Kinder- und Jugendbuch
Peter Kümmel rezensiert Blake Nelson Paranoid Park (Beltz & Gelberg) – einen kunstvollen Roman für Leser ab 14. In Georg und der Drache von Chris Wormell (Moritz) wird erzählt, wie der kleine Mäuserich Georg den größten Drachen der Welt in Angst und Schrecken versetzt. Eine „wahre Geschichte aus Afghanistan“ erzählt Hesmats Flucht von Wolfgang Böhmer – „spannend und völlig kitschfrei“.

Annotationen
Heinz Janisch/Wolf Erlbruch Der König und das Meer (Sanssouci), Eva Muszynski/Karsten Teich Cowboy Klaus und das pupsende Pony (Tulipan), John Green Die erste Liebe (nach 19 vergeblichen Versuchen) (Hanser).

Michael Naumann rezensiert Jane Mayer, die mit The Dark Side. The Inside Story of How the War on Terror Turned into a War on American Ideals (Doubleday) in den USA großes Aufsehen erregt. Und wann kommt es auf Deutsch? Und wo?

Ulrich Rüdenauer war zum Poetenfest in Erlangen und fühlte sich wie im „Woodstock der Literatur“, schreibt aber über seinen Beitrag „Im Garten Eden“ – wenn das mal hinhaut mit der Gleichsetzung…

Und Rolf Vollmann findet bei Brita Hempel]s Vorsicht im Erholungswald (Bösenlustnauer Presse) endlich, wonach er lang gesucht hat: wunderschöne Texte.

Frankfurter Rundschau

Heute hat auch Ina Hartwig Catherine Millet in Arbeit (in „Times mager“) – sie hat ja die Fortsetzung der Catherine M. in Frankreich vorgelegt, und nun muss natürlich der Vergleich mit den Gefährlichen Liebschaften her.

Über eine deutsche „Charmeoffensive“ berichtet Johannes Dietrich. Die gibt’s in Afrika. Durch den Ausbau der Goethe-Insitute.

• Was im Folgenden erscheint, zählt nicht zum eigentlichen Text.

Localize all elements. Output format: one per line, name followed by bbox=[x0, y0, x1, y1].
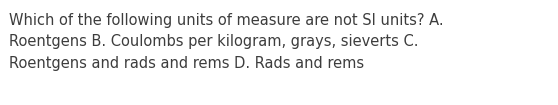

Schön, dass wir im Ausland auch was anderes zeigen als Soldaten und Panzer.

The Jewel of Medina – der von Random House zurückgezogene Roman über die Frau von Mohammed, [mehr…] soll nun doch erscheinen. Und zwar in einem deutschen Verlag. Aber auf englisch. Mehr war noch nicht herauszubekommen.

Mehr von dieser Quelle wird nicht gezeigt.